Pagi ini setelah kondisi Arkan lebih baik, Raka bisa kembali ke rumah sakit tempat opa di rawat. Sekaligus untuk mengabari ayah dan bunda. Karena bagaimanapun ayah dan bunda harus tahu.
Rafan menghampiri Arkan. "Gue balik dulu, mau ambil barang-barang lo."
Arkan menganggukan kepala. "Sekalian hp sama charger gue ya, kayanya hp gue jatoh di rumah semalem."
Rafan menganggukan kepala. "Kamu mau titip apa Ra?"
"Nggak usah, nanti kalau Abang udah balik ke sini biar Kara pulang. Mau mandi juga," jawab Caramel.
"Oke," jawab Rafan. "Lo balik nggak Ken?"
"Duluan, biar nanti gue anter Starla," jawab Bara. Meski sejak semalam Caramel marah tapi tetap saja dia harus menjaga cewek itu. "Ni kunci mobil."

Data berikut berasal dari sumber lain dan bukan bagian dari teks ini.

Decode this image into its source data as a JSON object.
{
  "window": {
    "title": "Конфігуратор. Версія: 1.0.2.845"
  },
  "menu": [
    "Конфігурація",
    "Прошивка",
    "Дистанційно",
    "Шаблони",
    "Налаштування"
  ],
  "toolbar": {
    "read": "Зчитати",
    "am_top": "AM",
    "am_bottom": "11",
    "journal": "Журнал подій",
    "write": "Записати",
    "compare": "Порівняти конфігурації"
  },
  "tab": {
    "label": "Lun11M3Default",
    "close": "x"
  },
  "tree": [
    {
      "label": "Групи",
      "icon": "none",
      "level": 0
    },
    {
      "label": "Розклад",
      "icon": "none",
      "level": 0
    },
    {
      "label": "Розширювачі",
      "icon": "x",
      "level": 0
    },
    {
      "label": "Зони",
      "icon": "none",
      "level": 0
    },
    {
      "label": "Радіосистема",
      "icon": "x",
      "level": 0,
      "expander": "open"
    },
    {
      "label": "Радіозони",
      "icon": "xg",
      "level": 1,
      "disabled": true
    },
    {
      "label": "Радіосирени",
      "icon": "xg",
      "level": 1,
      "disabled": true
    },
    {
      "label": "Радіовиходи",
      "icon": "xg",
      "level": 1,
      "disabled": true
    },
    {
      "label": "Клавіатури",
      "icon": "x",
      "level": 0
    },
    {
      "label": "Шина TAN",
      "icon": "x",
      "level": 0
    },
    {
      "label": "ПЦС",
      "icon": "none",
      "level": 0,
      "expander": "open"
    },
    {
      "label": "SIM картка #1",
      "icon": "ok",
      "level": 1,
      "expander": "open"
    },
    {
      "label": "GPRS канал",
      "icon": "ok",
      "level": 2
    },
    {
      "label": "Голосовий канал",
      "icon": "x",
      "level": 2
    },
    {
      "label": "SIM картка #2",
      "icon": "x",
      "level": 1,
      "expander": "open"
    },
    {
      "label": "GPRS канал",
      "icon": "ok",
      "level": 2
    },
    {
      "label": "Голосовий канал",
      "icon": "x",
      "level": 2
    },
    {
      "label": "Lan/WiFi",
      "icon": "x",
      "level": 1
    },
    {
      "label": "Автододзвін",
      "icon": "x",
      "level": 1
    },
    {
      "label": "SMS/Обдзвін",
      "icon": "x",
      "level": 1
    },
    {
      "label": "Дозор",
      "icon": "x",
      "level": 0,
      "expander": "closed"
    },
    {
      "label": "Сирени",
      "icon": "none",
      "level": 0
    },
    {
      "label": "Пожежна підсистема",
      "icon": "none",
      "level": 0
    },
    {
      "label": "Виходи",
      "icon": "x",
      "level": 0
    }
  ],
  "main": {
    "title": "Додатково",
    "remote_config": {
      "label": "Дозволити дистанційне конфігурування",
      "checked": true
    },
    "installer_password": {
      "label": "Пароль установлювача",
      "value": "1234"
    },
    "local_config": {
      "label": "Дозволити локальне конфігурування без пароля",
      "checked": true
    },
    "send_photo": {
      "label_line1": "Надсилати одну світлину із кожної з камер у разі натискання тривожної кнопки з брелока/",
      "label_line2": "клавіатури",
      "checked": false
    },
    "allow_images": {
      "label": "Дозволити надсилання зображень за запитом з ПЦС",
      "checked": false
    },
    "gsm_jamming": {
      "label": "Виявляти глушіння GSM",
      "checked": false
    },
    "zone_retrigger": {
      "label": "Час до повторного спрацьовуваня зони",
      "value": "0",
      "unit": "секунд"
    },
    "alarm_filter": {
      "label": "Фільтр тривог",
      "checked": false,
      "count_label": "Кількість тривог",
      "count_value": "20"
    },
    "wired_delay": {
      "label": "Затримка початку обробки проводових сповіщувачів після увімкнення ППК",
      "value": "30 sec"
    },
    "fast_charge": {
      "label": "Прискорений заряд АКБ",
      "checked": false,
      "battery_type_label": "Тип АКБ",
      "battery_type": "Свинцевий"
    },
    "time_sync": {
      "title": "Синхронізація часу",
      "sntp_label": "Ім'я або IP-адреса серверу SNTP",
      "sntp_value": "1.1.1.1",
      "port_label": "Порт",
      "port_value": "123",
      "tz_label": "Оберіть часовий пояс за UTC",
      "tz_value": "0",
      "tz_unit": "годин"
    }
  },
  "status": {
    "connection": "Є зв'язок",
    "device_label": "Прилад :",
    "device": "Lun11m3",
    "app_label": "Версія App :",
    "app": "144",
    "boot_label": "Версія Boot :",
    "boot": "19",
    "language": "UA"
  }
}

"Nggak, gue naik angkot aja," jawab Rafan sebelum keluar kamar.
Caramel menghela nafas panjang. Dia masih malas untuk ngomong dengan Bara. Gara-gara semalam, dia jadi ikut kesal pada Bara. Padahal yang salah itu cuma Gita.
Arkan berdecak kesal. "Kapan gue balik?"
"Kapan-kapan!" jawab Caramel. "Makanya jangan sakit biar nggak usah dirawat!"
"Judes amat," keluh Arkan.
"Bodo!" jawab Caramel.
Arkan menoleh ke Bara. "Dia kenapa sih? PMS?"
Bara terkekeh kecil dan mengangkat bahu. "Gue juga kena damprat semalem, sampe sekarang dia juga nggak mau ngomong. Padahal gue nggak salah."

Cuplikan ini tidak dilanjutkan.